Test a Basic Linear Regression Model
import pandas
import statsmodels.api as sm
import statsmodels.formula.api as smf
import seaborn
import matplotlib.pyplot as plt
import statistics
# bug fix for display formats to avoid run time errors
pandas.set_option('display.float_format', lambda x:'%.2f'%x)
# Import the data set to memory
data = pandas.read_csv("separatedData.csv", low_memory = False)
# Change data type among variables to numeric
data["breastCancer100th"] = data["breastCancer100th"].convert_objects(convert_numeric=True)
data["meanSugarPerson"] = data["meanSugarPerson"].convert_objects(convert_numeric=True)
# Create a subData with only the variables breastCancer100th, meanSugarPerson, meanFoodPerson, meanCholesterol
sub1 = data[['breastCancer100th','meanSugarPerson']]
#If you have a quantitative explanatory variable, center it so that the mean = 0 (or really close to 0) by subtracting the mean, and then calculate the mean to check your centering.
mean = statistics.mean(sub1['meanSugarPerson'])
sub1['meanSugarPerson'] = sub1['meanSugarPerson'] - mean
# BASIC LINEAR REGRESSION
scat1 = seaborn.regplot(x="meanSugarPerson", y="breastCancer100th", scatter=True, data=sub1)
plt.xlabel('Mean of the sugar consumption between 1961 and 2002.')
plt.ylabel('Incidence of breast cancer in 100,000 female residents during the 2002 year.')
plt.title('Scatterplot for the association between the incidence of breast cancer and the sugar consumption.')
plt.show()
print(scat1)
print ("OLS regression model for the association between incidence of breast cancer and the sugar consumption")
reg1 = smf.ols('breastCancer100th ~ meanSugarPerson', data=sub1).fit()
print (reg1.summary())
OLS regression model for the association between incidence of breast cancer and the sugar consumption
OLS Regression Results
==============================================================================
Dep.

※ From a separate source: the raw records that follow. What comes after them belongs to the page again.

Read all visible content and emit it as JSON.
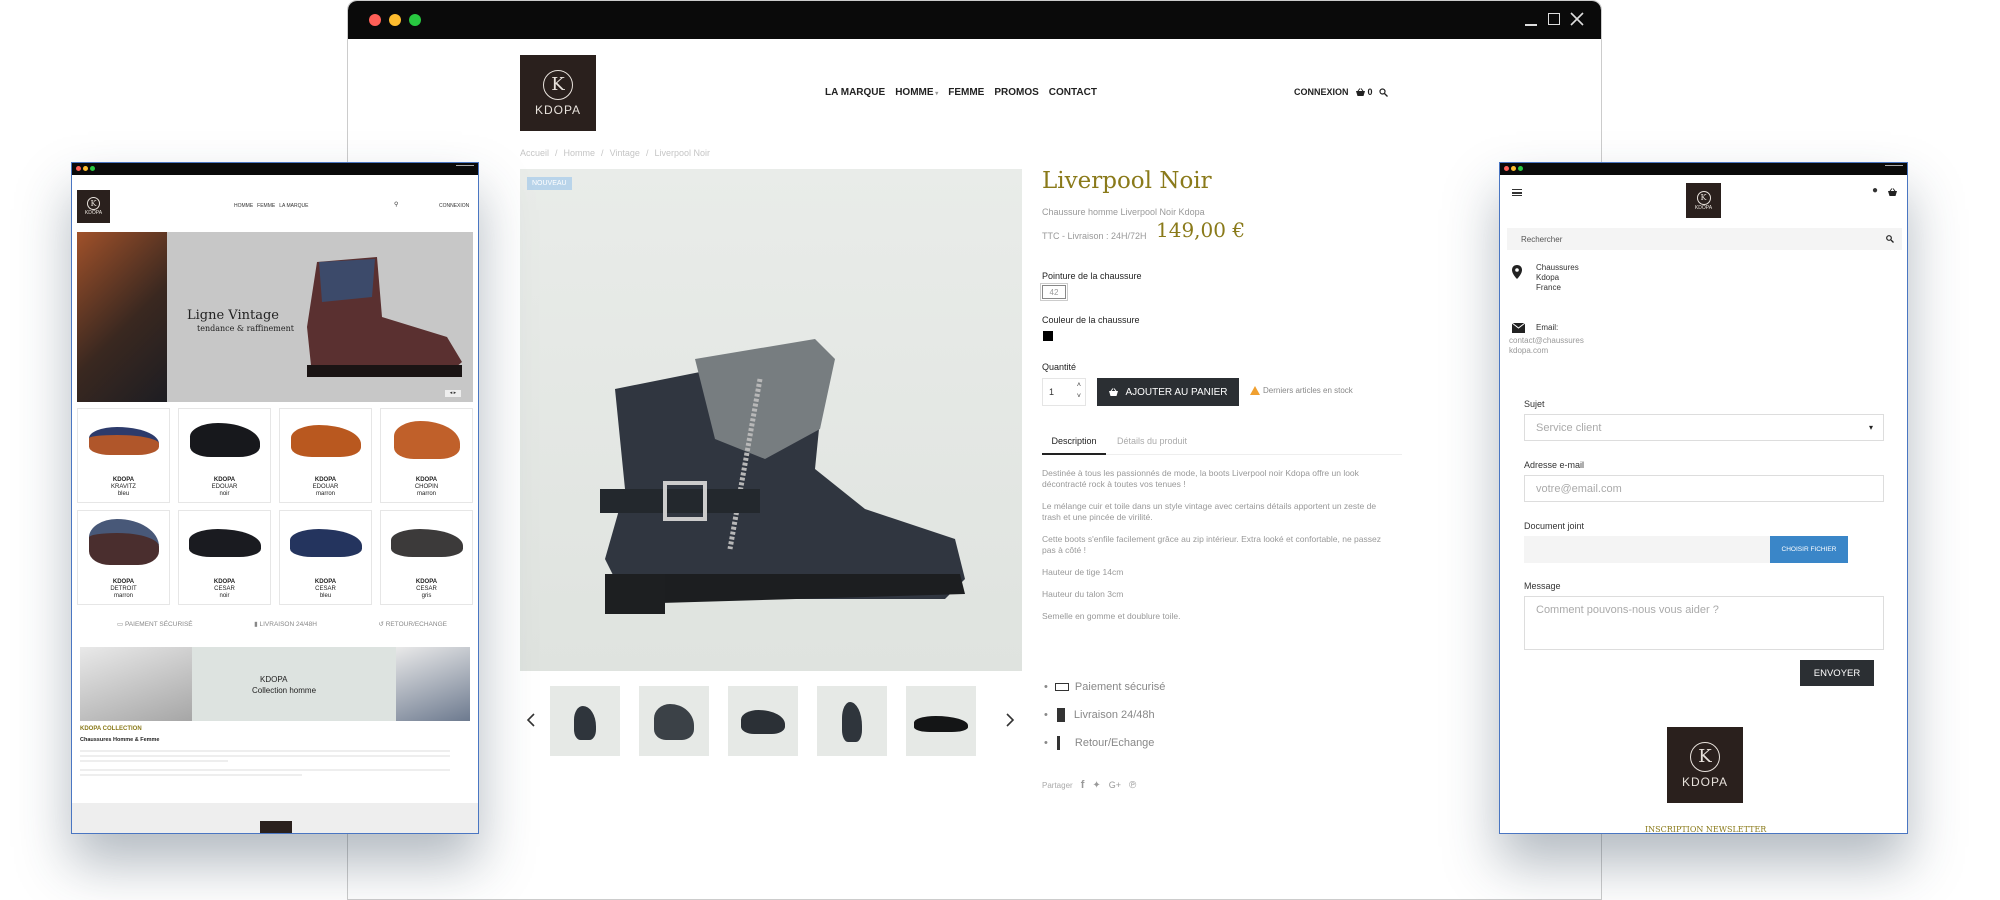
{
  "brand": {
    "name": "KDOPA",
    "monogram": "K"
  },
  "main": {
    "nav": [
      "LA MARQUE",
      "HOMME",
      "FEMME",
      "PROMOS",
      "CONTACT"
    ],
    "connexion": "CONNEXION",
    "cart_count": "0",
    "breadcrumb": [
      "Accueil",
      "Homme",
      "Vintage",
      "Liverpool Noir"
    ],
    "badge": "NOUVEAU",
    "product": {
      "title": "Liverpool Noir",
      "subtitle": "Chaussure homme Liverpool Noir Kdopa",
      "ttc": "TTC - Livraison : 24H/72H",
      "price": "149,00 €",
      "size_label": "Pointure de la chaussure",
      "size_value": "42",
      "color_label": "Couleur de la chaussure",
      "qty_label": "Quantité",
      "qty_value": "1",
      "add_to_cart": "AJOUTER AU PANIER",
      "stock_note": "Derniers articles en stock",
      "tabs": [
        "Description",
        "Détails du produit"
      ],
      "description": [
        "Destinée à tous les passionnés de mode, la boots Liverpool noir Kdopa offre un look décontracté rock à toutes vos tenues !",
        "Le mélange cuir et toile dans un style vintage avec certains détails apportent un zeste de trash et une pincée de virilité.",
        "Cette boots s'enfile facilement grâce au zip intérieur. Extra looké et confortable, ne passez pas à côté !",
        "Hauteur de tige 14cm",
        "Hauteur du talon 3cm",
        "Semelle en gomme et doublure toile."
      ],
      "reassurance": [
        "Paiement sécurisé",
        "Livraison 24/48h",
        "Retour/Echange"
      ],
      "share": "Partager"
    }
  },
  "left": {
    "nav": [
      "HOMME",
      "FEMME",
      "LA MARQUE"
    ],
    "connexion": "CONNEXION",
    "hero_title": "Ligne Vintage",
    "hero_sub": "tendance & raffinement",
    "products": [
      {
        "brand": "KDOPA",
        "model": "KRAVITZ",
        "color": "bleu"
      },
      {
        "brand": "KDOPA",
        "model": "EDOUAR",
        "color": "noir"
      },
      {
        "brand": "KDOPA",
        "model": "EDOUAR",
        "color": "marron"
      },
      {
        "brand": "KDOPA",
        "model": "CHOPIN",
        "color": "marron"
      },
      {
        "brand": "KDOPA",
        "model": "DETROIT",
        "color": "marron"
      },
      {
        "brand": "KDOPA",
        "model": "CESAR",
        "color": "noir"
      },
      {
        "brand": "KDOPA",
        "model": "CESAR",
        "color": "bleu"
      },
      {
        "brand": "KDOPA",
        "model": "CESAR",
        "color": "gris"
      }
    ],
    "features": [
      "PAIEMENT SÉCURISÉ",
      "LIVRAISON 24/48H",
      "RETOUR/ECHANGE"
    ],
    "banner_title": "KDOPA",
    "banner_sub": "Collection homme",
    "collection_title": "KDOPA COLLECTION",
    "collection_sub": "Chaussures Homme & Femme"
  },
  "right": {
    "search_placeholder": "Rechercher",
    "address": [
      "Chaussures",
      "Kdopa",
      "France"
    ],
    "email_label": "Email:",
    "email_value": [
      "contact@chaussures",
      "kdopa.com"
    ],
    "subject_label": "Sujet",
    "subject_value": "Service client",
    "email_field_label": "Adresse e-mail",
    "email_placeholder": "votre@email.com",
    "attach_label": "Document joint",
    "attach_button": "CHOISIR FICHIER",
    "message_label": "Message",
    "message_placeholder": "Comment pouvons-nous vous aider ?",
    "send": "ENVOYER",
    "newsletter": "INSCRIPTION NEWSLETTER"
  },
  "colors": {
    "accent": "#8a7a1a",
    "dark": "#2b2f33",
    "logo_bg": "#2a201d",
    "blue_button": "#3a86c8"
  }
}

Variable: breastCancer100th R-squared: 0.410
Model: OLS Adj. R-squared: 0.406
Method: Least Squares F-statistic: 88.34
Date: Sat, 10 Sep 2016 Prob (F-statistic): 2.99e-16
Time: 19:28:53 Log-Likelihood: -560.18
No. Observations: 129 AIC: 1124.
Df Residuals: 127 BIC: 1130.
Df Model: 1
Covariance Type: nonrobust
===================================================================================
coef std err t P>|t| [95.0% Conf. Int.]
-----------------------------------------------------------------------------------
Intercept 37.9876 1.651 23.007 0.000 34.720 41.255
meanSugarPerson 0.3667 0.039 9.399 0.000 0.289 0.444
==============================================================================
Omnibus: 3.414 Durbin-Watson: 1.778
Prob(Omnibus): 0.181 Jarque-Bera (JB): 3.052
Skew: 0.291 Prob(JB): 0.217
Kurtosis: 2.522 Cond. No. 42.3
==============================================================================
Warnings:
[1] Standard Errors assume that the covariance matrix of the errors is correctly specified.

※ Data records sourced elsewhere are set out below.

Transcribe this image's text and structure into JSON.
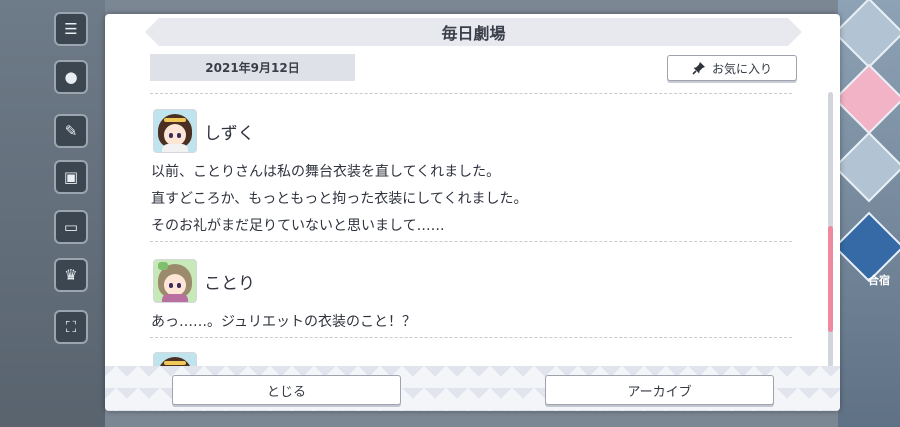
{
  "dialog": {
    "title": "毎日劇場",
    "date": "2021年9月12日",
    "favorite_label": "お気に入り"
  },
  "messages": [
    {
      "speaker": "しずく",
      "lines": [
        "以前、ことりさんは私の舞台衣装を直してくれました。",
        "直すどころか、もっともっと拘った衣装にしてくれました。",
        "そのお礼がまだ足りていないと思いまして……"
      ]
    },
    {
      "speaker": "ことり",
      "lines": [
        "あっ……。ジュリエットの衣装のこと！？"
      ]
    }
  ],
  "scroll": {
    "position_fraction": 0.45
  },
  "footer": {
    "close_label": "とじる",
    "archive_label": "アーカイブ"
  },
  "background": {
    "right_label": "合宿"
  },
  "colors": {
    "accent_pink": "#ef8a9e",
    "title_bar": "#e7e9ef",
    "date_box": "#dfe1e8"
  }
}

We can see in the OLS Regression Results that the p-value is considerably less than our alpha level of 0.05 wich tells us that we can reject the null hypothesis and concludes that the sugar consumption is significantly associated with the incidence of breast cancer cases.

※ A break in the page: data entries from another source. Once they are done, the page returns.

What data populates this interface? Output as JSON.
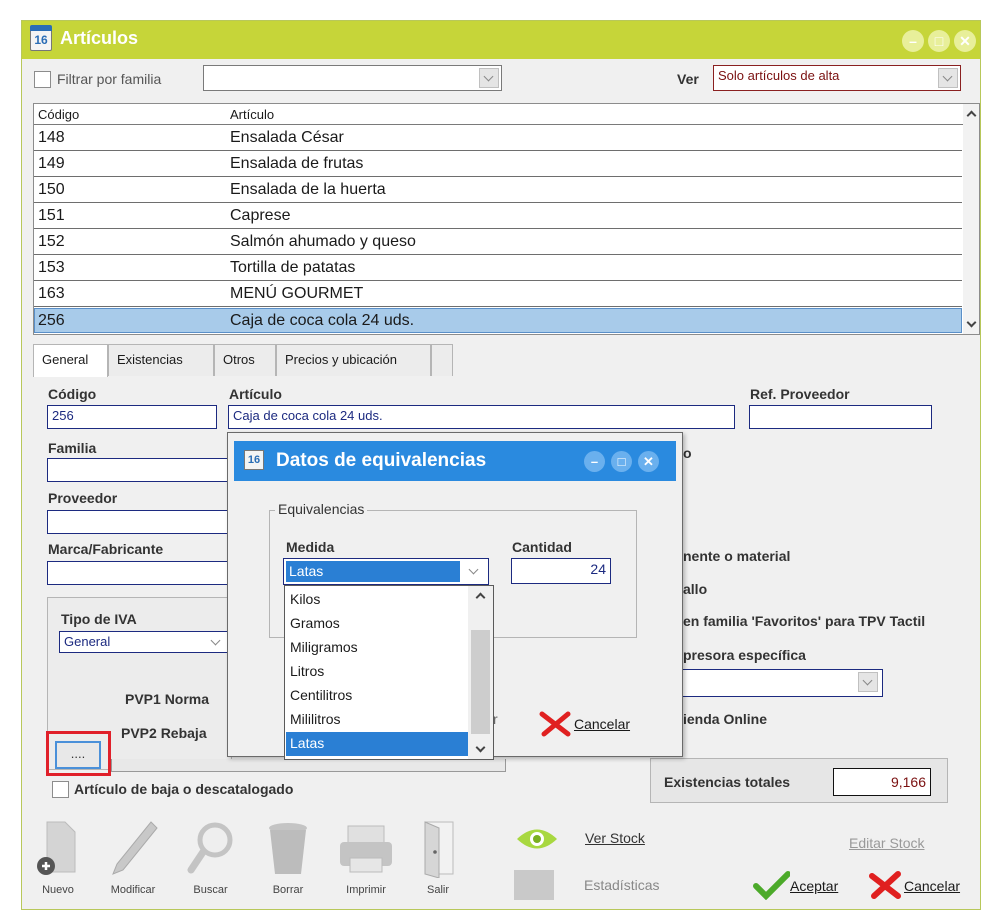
{
  "window": {
    "title": "Artículos",
    "icon_text": "16",
    "buttons": [
      "–",
      "□",
      "✕"
    ]
  },
  "filter": {
    "label": "Filtrar por familia",
    "value": "",
    "ver_label": "Ver",
    "ver_value": "Solo artículos de alta"
  },
  "grid": {
    "columns": [
      "Código",
      "Artículo"
    ],
    "rows": [
      {
        "code": "148",
        "name": "Ensalada César"
      },
      {
        "code": "149",
        "name": "Ensalada de frutas"
      },
      {
        "code": "150",
        "name": "Ensalada de la huerta"
      },
      {
        "code": "151",
        "name": "Caprese"
      },
      {
        "code": "152",
        "name": "Salmón ahumado y queso"
      },
      {
        "code": "153",
        "name": "Tortilla de patatas"
      },
      {
        "code": "163",
        "name": "MENÚ GOURMET"
      },
      {
        "code": "256",
        "name": "Caja de coca cola 24 uds."
      }
    ],
    "selected_code": "256"
  },
  "tabs": [
    "General",
    "Existencias",
    "Otros",
    "Precios y ubicación"
  ],
  "form": {
    "codigo_label": "Código",
    "codigo_value": "256",
    "articulo_label": "Artículo",
    "articulo_value": "Caja de coca cola 24 uds.",
    "ref_label": "Ref. Proveedor",
    "ref_value": "",
    "familia_label": "Familia",
    "proveedor_label": "Proveedor",
    "marca_label": "Marca/Fabricante",
    "tipo_iva_label": "Tipo de IVA",
    "tipo_iva_value": "General",
    "pvp1_label": "PVP1 Norma",
    "pvp2_label": "PVP2 Rebaja",
    "dots_button": "....",
    "baja_label": "Artículo de baja o descatalogado",
    "right_fragment_o": "o",
    "componente_label": "nente o material",
    "detallo_label": "allo",
    "favoritos_label": "en familia 'Favoritos' para TPV Tactil",
    "impresora_label": "presora específica",
    "tienda_label": "ienda Online",
    "existencias_label": "Existencias totales",
    "existencias_value": "9,166"
  },
  "dialog": {
    "title": "Datos de equivalencias",
    "icon_text": "16",
    "group_label": "Equivalencias",
    "medida_label": "Medida",
    "medida_value": "Latas",
    "cantidad_label": "Cantidad",
    "cantidad_value": "24",
    "options": [
      "Kilos",
      "Gramos",
      "Miligramos",
      "Litros",
      "Centilitros",
      "Mililitros",
      "Latas"
    ],
    "selected_option": "Latas",
    "hidden_accept_fragment": "r",
    "cancel_label": "Cancelar"
  },
  "toolbar": {
    "nuevo": "Nuevo",
    "modificar": "Modificar",
    "buscar": "Buscar",
    "borrar": "Borrar",
    "imprimir": "Imprimir",
    "salir": "Salir",
    "ver_stock": "Ver Stock",
    "estadisticas": "Estadísticas",
    "editar_stock": "Editar Stock",
    "aceptar": "Aceptar",
    "cancelar": "Cancelar"
  },
  "colors": {
    "titlebar": "#c6d539",
    "dialog_title": "#2a8adf",
    "selection": "#a8cbea",
    "highlight_box": "#e0202a",
    "field_text_navy": "#1c2a80"
  }
}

The coefficient for sugar consumption is 0.3667 and the intercept is 37.9876. This means that the equation for the best line of this graph is:
- breastCancer100th = 37.9876 + 0.3667 * meanSugarPerson
The column P>| t | give us the p-value for our explanatory variables, association with the response variable. This p-value is 0.000 wich means that it is really small confirming the significance associated with the variables.
Other information that OLS Regression Results give to us is the R-square. This value can be interpreted in the following way: If we know the sugar consumption grams per day of a woman we can predict 41% of the variability we will see in the incidence of breast cancer cases.